Osbon walked to the back of the aircraft – "on his way stopping to ask a male passenger if he had a problem" – before sprinting back to the forward galley, flight attendants close behind, chasing him."
At the cockpit door, Osbon began trying to enter his special code to reenter the cockpit – and banging on the door so hard that the first officer said he thought he might burst through the door. Inside, the first officer and the other captain locked the door. At that point, the first officer gave an order over the intercom to restrain Osbon. Already informed by flight attendants that their help might be needed, several passengers helped the flight attendants subdue Osbon, the affidavit said.

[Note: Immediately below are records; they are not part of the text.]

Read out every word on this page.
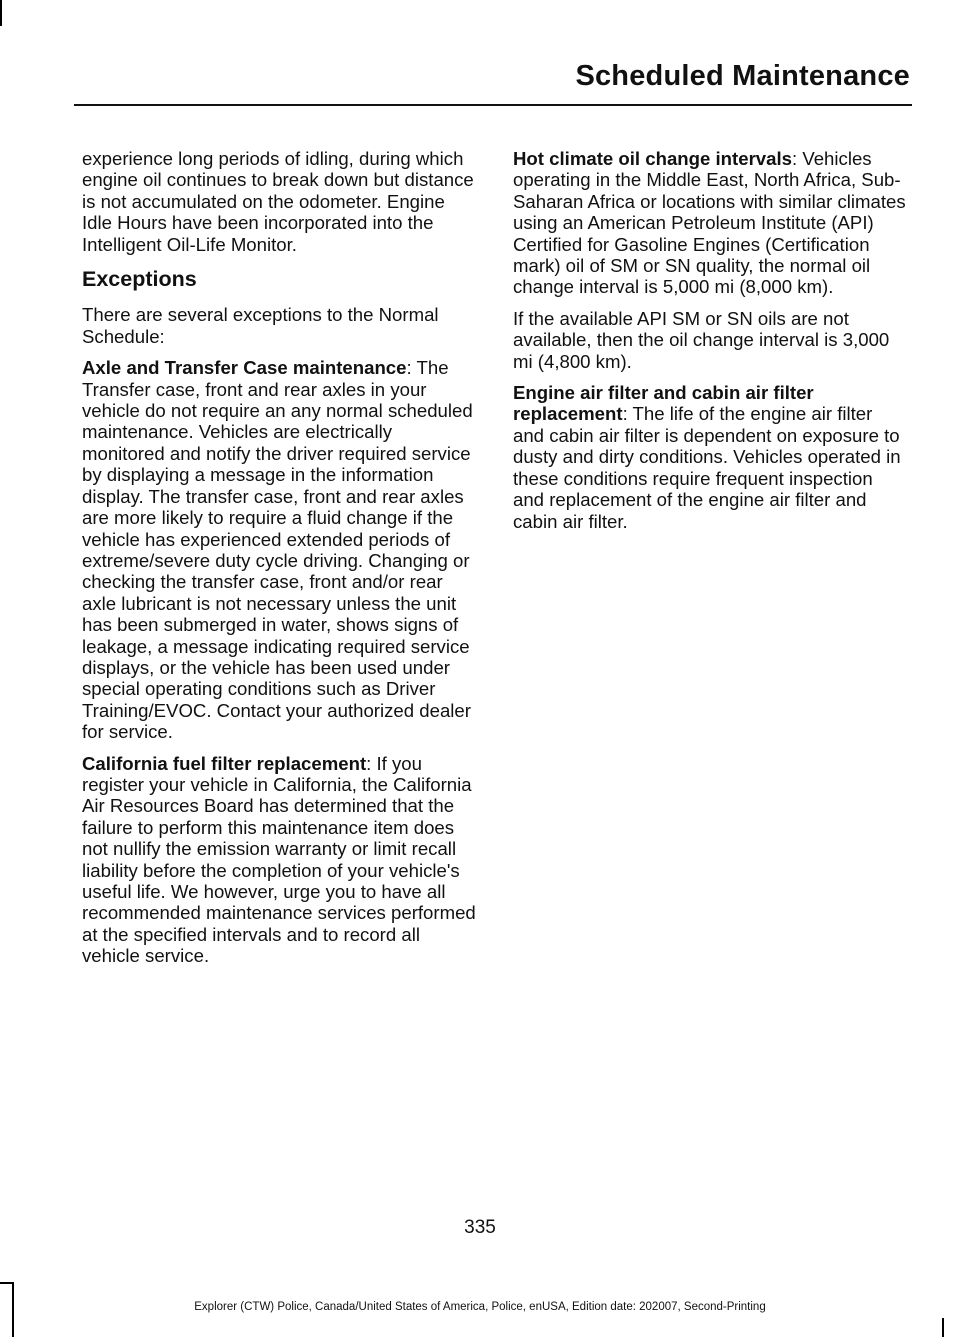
Scheduled Maintenance

experience long periods of idling, during which engine oil continues to break down but distance is not accumulated on the odometer. Engine Idle Hours have been incorporated into the Intelligent Oil-Life Monitor.

Exceptions

There are several exceptions to the Normal Schedule:

Axle and Transfer Case maintenance: The Transfer case, front and rear axles in your vehicle do not require an any normal scheduled maintenance. Vehicles are electrically monitored and notify the driver required service by displaying a message in the information display. The transfer case, front and rear axles are more likely to require a fluid change if the vehicle has experienced extended periods of extreme/severe duty cycle driving. Changing or checking the transfer case, front and/or rear axle lubricant is not necessary unless the unit has been submerged in water, shows signs of leakage, a message indicating required service displays, or the vehicle has been used under special operating conditions such as Driver Training/EVOC. Contact your authorized dealer for service.

California fuel filter replacement: If you register your vehicle in California, the California Air Resources Board has determined that the failure to perform this maintenance item does not nullify the emission warranty or limit recall liability before the completion of your vehicle's useful life. We however, urge you to have all recommended maintenance services performed at the specified intervals and to record all vehicle service.

Hot climate oil change intervals: Vehicles operating in the Middle East, North Africa, Sub-Saharan Africa or locations with similar climates using an American Petroleum Institute (API) Certified for Gasoline Engines (Certification mark) oil of SM or SN quality, the normal oil change interval is 5,000 mi (8,000 km).

If the available API SM or SN oils are not available, then the oil change interval is 3,000 mi (4,800 km).

Engine air filter and cabin air filter replacement: The life of the engine air filter and cabin air filter is dependent on exposure to dusty and dirty conditions. Vehicles operated in these conditions require frequent inspection and replacement of the engine air filter and cabin air filter.

335
Explorer (CTW) Police, Canada/United States of America, Police, enUSA, Edition date: 202007, Second-Printing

Flight attendants decided not to have the passengers helping to restrain Osbon go back to their seats because "they felt they could not risk letting Osbon get up off the floor." The plane made an emergency landing in Amarillo with passengers still restraining Osbon in the galley, the affidavit concludes.
Aeronautical medical authorities told the Monitor that any investigation is likely to include a check on any medications he might have been be taking, since it's possible that Osbon, who had no earlier blots on his record, could have been experiencing hallucinatory side-effects.
Prosecutors and Osbon's attorney, E. Dean Roper, agreed to a mental competency exam after a government motion said events described in the FBI affidavit “establish a likelihood that Osbon may be suffering from a mental disease or defect," according to local news media reports. The outcome of that examination will determine whether Osbon understands the charge against him and can assist in his own defense.
A secretary answering the phone for Mr. Roper said he was declining to comment on the case.